What in the world does that have to do with anything? Just because something cannot be explained yet (there are theories gaining credibility, check the links posted earlier) doesn’t make me or everyone like me stupid (and what does everyone like me mean?). There’s no cure for cancer, are cancer researchers stupid? I’m diabetic. There’s no known cure, so are endocrinologists stupid? How does not knowing something that isn’t knowable yet make someone stupid? Also, I’ve been posting about biological evolution, so your topic is a little (slightly) off topic.
Is the fact that creationists can’t prove their theories about the origin of man (yet), stupid? [/quote]
Careful, careful. You’re dangerously close to exhibiting your naivete and unscholarliness here. Iago got stuck in that shithole and believe me, he didn’t smell that good when he got out. Go to your very own often cited website http://www.talkorigins.org/...c/sciproof.html for schooling on what “proof” means.
Also, Isn’t a biological evolutionary theory useless unless it can account for where the organic materials originated in the first place? [/quote] Did you actually intend to type this? It works against your argument. [quote] Or like much of science today do you just ignore those facts and continue on as if your theory was not based on unscientific conjecture?
[/quote]Again, see above cited evolutionist website for the definition of “fact”.
No, creationists cannot “prove” their theories and neither can evolutionists. You might also want to explore the definitions of “theory” and “hypothesis”. Evolution, at best, is a hypothesis, not a good one by any means IMHO.
Listen kids,
you really have to learn to tell the difference between “winning” something and being so stubborn and annoying that all the grown-ups get their stuff and play somewhere else.
Being clever and being mindnumbingly-closeminded both make you “win” discussions, but they are not even distantly related.
[quote]throttle132 wrote:
Again, see above cited evolutionist website for the definition of “fact”.
No, creationists cannot “prove” their theories and neither can evolutionists. You might also want to explore the definitions of “theory” and “hypothesis”. Evolution, at best, is a hypothesis, not a good one by any means IMHO.[/quote]

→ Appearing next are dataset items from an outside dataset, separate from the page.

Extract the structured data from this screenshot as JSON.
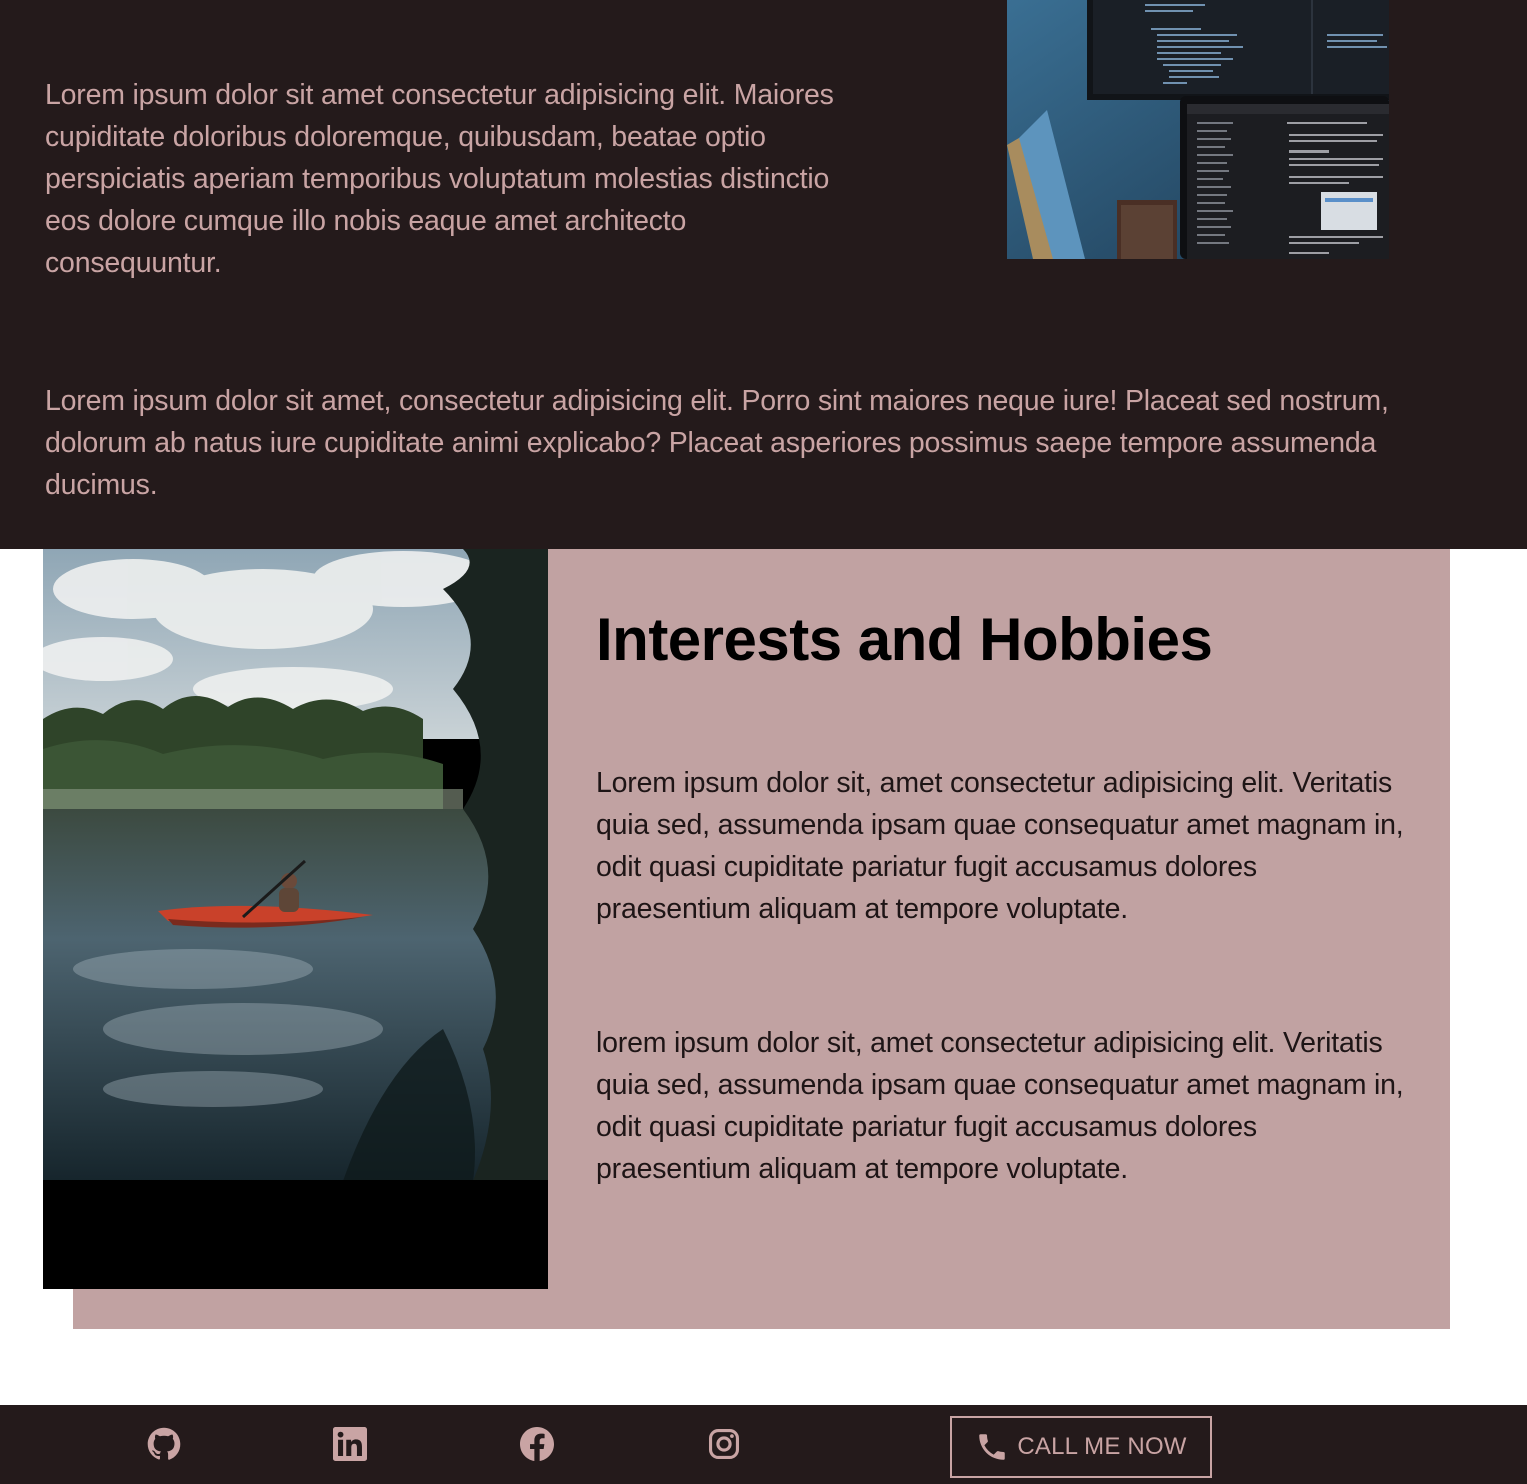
{
  "intro": {
    "paragraph": "Lorem ipsum dolor sit amet consectetur adipisicing elit. Maiores cupiditate doloribus doloremque, quibusdam, beatae optio perspiciatis aperiam temporibus voluptatum molestias distinctio eos dolore cumque illo nobis eaque amet architecto consequuntur.",
    "second_paragraph": "Lorem ipsum dolor sit amet, consectetur adipisicing elit. Porro sint maiores neque iure! Placeat sed nostrum, dolorum ab natus iure cupiditate animi explicabo? Placeat asperiores possimus saepe tempore assumenda ducimus."
  },
  "hobbies": {
    "title": "Interests and Hobbies",
    "paragraph_1": "Lorem ipsum dolor sit, amet consectetur adipisicing elit. Veritatis quia sed, assumenda ipsam quae consequatur amet magnam in, odit quasi cupiditate pariatur fugit accusamus dolores praesentium aliquam at tempore voluptate.",
    "paragraph_2": "lorem ipsum dolor sit, amet consectetur adipisicing elit. Veritatis quia sed, assumenda ipsam quae consequatur amet magnam in, odit quasi cupiditate pariatur fugit accusamus dolores praesentium aliquam at tempore voluptate."
  },
  "footer": {
    "social_icons": [
      "github-icon",
      "linkedin-icon",
      "facebook-icon",
      "instagram-icon"
    ],
    "call_button_label": "CALL ME NOW",
    "call_icon": "phone-icon"
  },
  "colors": {
    "dark_background": "#241a1b",
    "accent_text": "#c9a4a4",
    "panel_background": "#c1a2a2"
  }
}
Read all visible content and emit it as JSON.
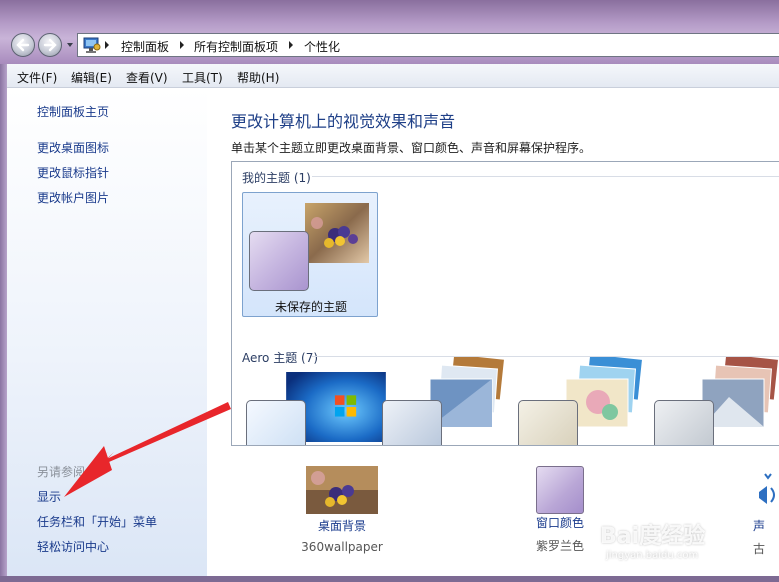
{
  "address": {
    "crumbs": [
      "控制面板",
      "所有控制面板项",
      "个性化"
    ]
  },
  "menu": {
    "items": [
      "文件(F)",
      "编辑(E)",
      "查看(V)",
      "工具(T)",
      "帮助(H)"
    ]
  },
  "left": {
    "home": "控制面板主页",
    "links": [
      "更改桌面图标",
      "更改鼠标指针",
      "更改帐户图片"
    ],
    "see_also": "另请参阅",
    "see_also_links": [
      "显示",
      "任务栏和「开始」菜单",
      "轻松访问中心"
    ]
  },
  "main": {
    "title": "更改计算机上的视觉效果和声音",
    "description": "单击某个主题立即更改桌面背景、窗口颜色、声音和屏幕保护程序。",
    "my_themes_header": "我的主题 (1)",
    "unsaved_theme_label": "未保存的主题",
    "aero_header": "Aero 主题 (7)"
  },
  "settings": {
    "desktop_background": {
      "label": "桌面背景",
      "value": "360wallpaper"
    },
    "window_color": {
      "label": "窗口颜色",
      "value": "紫罗兰色"
    },
    "sound": {
      "label": "声",
      "value": "古"
    }
  },
  "watermark": {
    "logo": "Bai度经验",
    "url": "jingyan.baidu.com"
  },
  "colors": {
    "link": "#1a3b8c",
    "title": "#1e3f87",
    "window_color_swatch": "#b9a6d6",
    "annotation_arrow": "#e8262b"
  },
  "icons": [
    "back-arrow-icon",
    "forward-arrow-icon",
    "control-panel-icon",
    "breadcrumb-chevron-icon",
    "sound-speaker-icon"
  ]
}
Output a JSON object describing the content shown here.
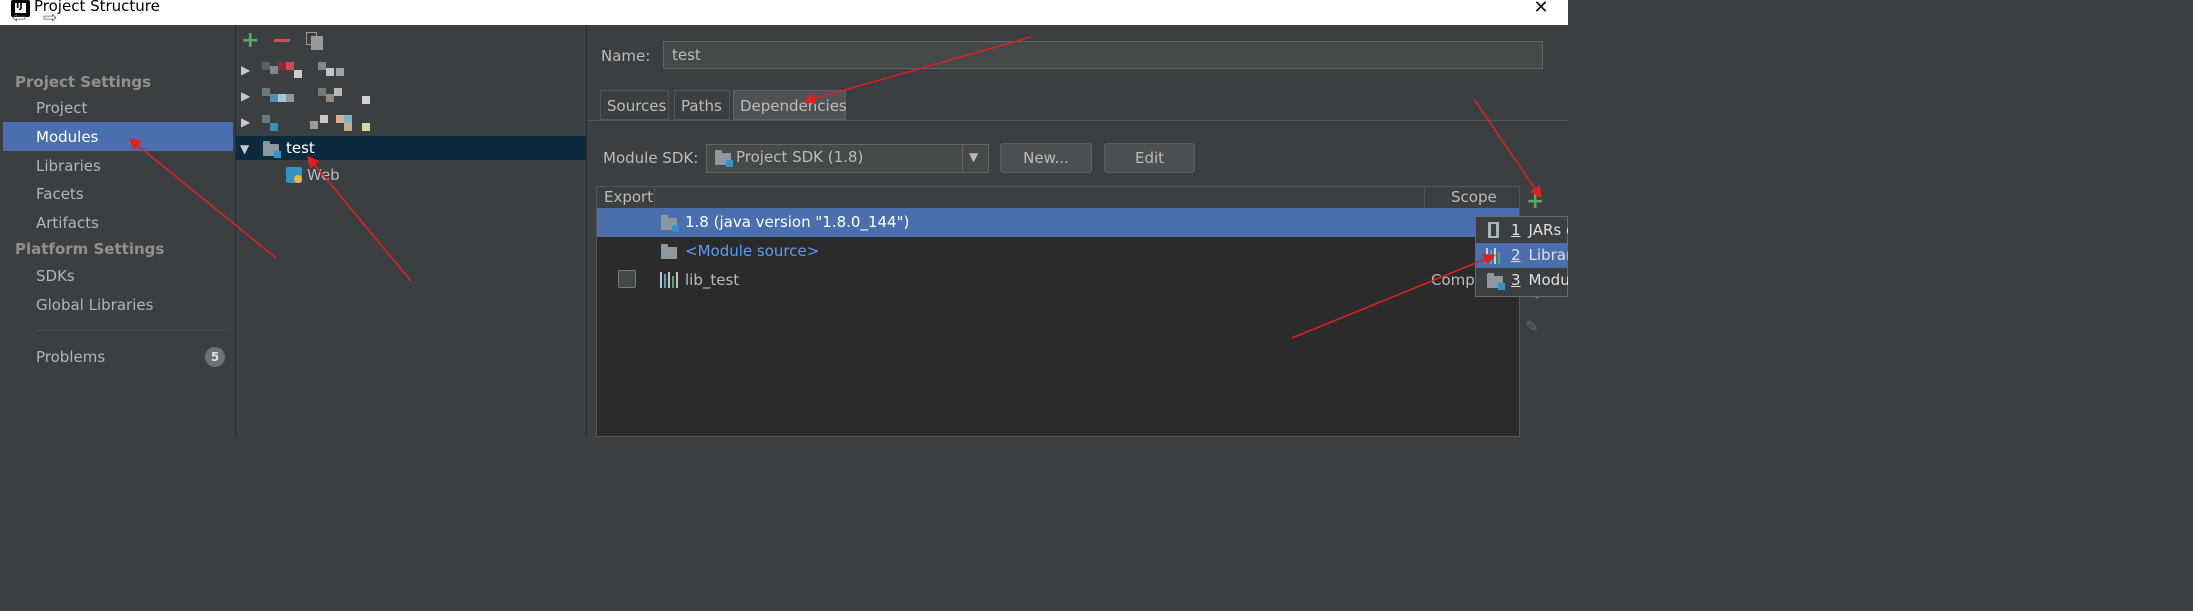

You assume too much throttle-boy. Did I say I was a creationist? No. You just assumed that because I wasn’t bowing to the western God of science. My point, if you would pull you head out enough to grasp it, was that both camps are exactly the same. Both hypotheses are unproven (in terms of the actual scientific method-which western “science” uses very loosely). As such, both take faith or belief in the institution originating the idea.
My issue is that evolution is taught in western societies as if it is fact and can be proven. No, actually, it is treated as if it has already been proven. And modern evolutionists bend and manipulate scientific rules and principles applying all manner of conjecture and speculation to “prove” their hypotheses.
So do ID or creationists do the same thing? Yes. The difference is that creation is not taught as a fact in public schools or even as a theory.
Both have equal merit and scientific basis (or lack thereof) and should both be treated as equally valid THEORIES!
[quote]orion wrote:
Listen kids,
you really have to learn to tell the difference between “winning” something and being so stubborn and annoying that all the grown-ups get their stuff and play somewhere else.
Being clever and being mindnumbingly-closeminded both make you “win” discussions, but they are not even distantly related.
[/quote]
Isn’t that one of those Gay tele-tubbies? (Not that there’s anything wrong with that!) Rrrrriiiiight!
[quote]Lorisco wrote:
orion wrote:
Listen kids,
you really have to learn to tell the difference between “winning” something and being so stubborn and annoying that all the grown-ups get their stuff and play somewhere else.
Being clever and being mindnumbingly-closeminded both make you “win” discussions, but they are not even distantly related.
Isn’t that one of those Gay tele-tubbies? (Not that there’s anything wrong with that!) Rrrrriiiiight!
[/quote]
That is the most MASCULINE teletubby EVER! All you have is antenna-envy!